Тот век серебряный, те женщины стальные… | страница 87
Это из ранних стихов Ахматовой — она рано научилась передавать эти шорохи, шелесты и плески царскосельского парка, где в холодную воду глядятся беломраморные статуи, пророчащие и славу, и смерть («Холодный, белый, подожди, / Я тоже мраморною стану»), где так неизбежно присутствие смуглого отрока, а на скамейке — то здесь, то там — его забытая треуголка и растрепанный том Парни (сама-то она читала уже Верлена, тоже по-французски), где даже на ветвях висят лиры. Здесь нельзя не писать, и она, конечно же, пишет стихи, эта высокая, тоненькая, очень странная девочка, без конца пишет и уже, конечно, мечтает о славе. До славы оставалось совсем немного (каких-нибудь лет семь), а до первой публикации и того меньше.
Училась она сперва очень средне, потом чуть получше, но всегда без особого интереса — интересы уже были свои: необъяснимая магия стиха, рифмы, смутные, тревожащие образы и, конечно, эта на долгие годы теперь неизбывная, напряженная или, как говорят, «сложная жизнь сердца» — романы, любови, любовное томленье, — одним этого в жизни выпадает немного, другим — в избытке, и разве это не важнее гимназии? Ее век и ее среда эти волшебные отношения между мужчиной и женщиной (да и между двумя женщинами и двумя мужчинами) ставили превыше всего на свете, а она (кто ж усомнится в этом при взгляде на ее портреты?) — она просто рождена была для любви. Кроме великой тайны любви, были и другие тайны, к которым она приобщалась или надеялась приобщиться: даром, что ли, молодой муж назвал ее чуть позднее в знаменитых стихах колдуньей? Анна и сама не раз говорила и писала, что она ясновидящая, читает мысли, видит чужие сны, «чует воду», что она недаром родилась 23 июня, в древнюю Иванову ночь (все это колдовство было тоже очень в духе времени). Позднее в стихах она называла себя и русалкой, и китежанкой, и сомнамбулой, а полнолуние волновало ее еще в детстве.

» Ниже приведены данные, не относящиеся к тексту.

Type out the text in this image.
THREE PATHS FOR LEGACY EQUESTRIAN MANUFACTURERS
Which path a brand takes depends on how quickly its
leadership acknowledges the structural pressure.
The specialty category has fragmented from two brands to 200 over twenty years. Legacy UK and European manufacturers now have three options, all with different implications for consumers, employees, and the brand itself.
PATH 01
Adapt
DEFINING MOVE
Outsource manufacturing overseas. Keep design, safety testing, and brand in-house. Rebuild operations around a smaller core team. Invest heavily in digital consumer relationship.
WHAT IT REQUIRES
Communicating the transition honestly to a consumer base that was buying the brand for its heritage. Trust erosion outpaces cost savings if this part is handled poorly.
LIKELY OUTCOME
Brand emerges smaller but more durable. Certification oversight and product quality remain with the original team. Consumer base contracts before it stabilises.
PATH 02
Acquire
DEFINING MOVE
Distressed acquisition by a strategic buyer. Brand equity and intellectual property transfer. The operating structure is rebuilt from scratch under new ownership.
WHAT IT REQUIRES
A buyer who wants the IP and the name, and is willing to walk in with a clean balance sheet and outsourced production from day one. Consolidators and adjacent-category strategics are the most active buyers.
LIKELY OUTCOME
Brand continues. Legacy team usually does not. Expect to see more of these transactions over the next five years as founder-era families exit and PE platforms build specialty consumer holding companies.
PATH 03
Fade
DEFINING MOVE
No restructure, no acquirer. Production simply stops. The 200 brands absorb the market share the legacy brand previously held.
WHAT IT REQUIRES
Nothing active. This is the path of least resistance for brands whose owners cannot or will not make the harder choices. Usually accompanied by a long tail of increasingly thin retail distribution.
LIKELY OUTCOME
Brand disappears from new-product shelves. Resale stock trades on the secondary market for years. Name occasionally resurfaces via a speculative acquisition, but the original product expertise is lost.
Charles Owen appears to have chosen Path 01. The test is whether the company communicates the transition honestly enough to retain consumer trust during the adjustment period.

Впрочем, больше, чем все эти колдовские красивости, волновали позывы созревавшего организма и души. На исходе четырнадцатой весны с ней случилось событие, которое происходит раньше или позже с подавляющим большинством девушек: она стала «женщиной». С такими беспокойными, как Аннушка, это происходит раньше, чем с другими. Для иных это вообще проходит почти незамеченным. Другие испытывают облегчение и тоже с трудом вспоминают, как и когда это случилось. Анна Андреевна чуть не до старости любила возвращаться к этому событию. Как у многих пишущих девочек, в осуществлении акта освобожденья участвовал профессиональный литератор, проживавший на соседней даче. Ныне имя его (Федоров) наглухо забыто, но тогда он был не из последних стихотворцев. Любви к нему у нее, похоже, не было, потому что она запомнила лишь то, что от него пахло то ли обедом, то ли ужином. Тонкие знатоки жизни и раннего творчества Ахматовой сообщают, что это случилось над оврагом. Так или иначе, возникла связь. Ахматова пишет, что она годами потом ходила на почту в Евпатории и ждала обещанного письма. Но «письмо не пришло». А может, она еще от кого ждала письма. Во всяком случае, отмечено ее биографами, что среди прочих бытовых и чисто женских проблем Ахматова любила обсуждать проблему утраты невинности. Обсуждать с большим пафосом и серьезностью («он “все это” с ней сделал»). В общем, как шутковал испанец Амальдовар, «цветок моей тайны», а по Ахматовой — точнее даже ««Цветок Великой Тайны». Ахматова со всем этим не шутила, и за эту серьезность полюбили ее тысячи грамотных русских женщин и девушек… Позднее к разговорам о проблеме Великой Тайны она подключила раздумья над поведением своего первого мужа: отчего-то, оставив ее, он чаще овладевал невинными девушками, чем женщинами. Что бы это все могло значить? Бесконечные ее рассуждения на эту тему, собраны в знаменитом трехтомнике «Записок» Лидии Чуковской как особо ценные для литературы… Однако вернемся от коварного оврага в аристократическое Царское Село.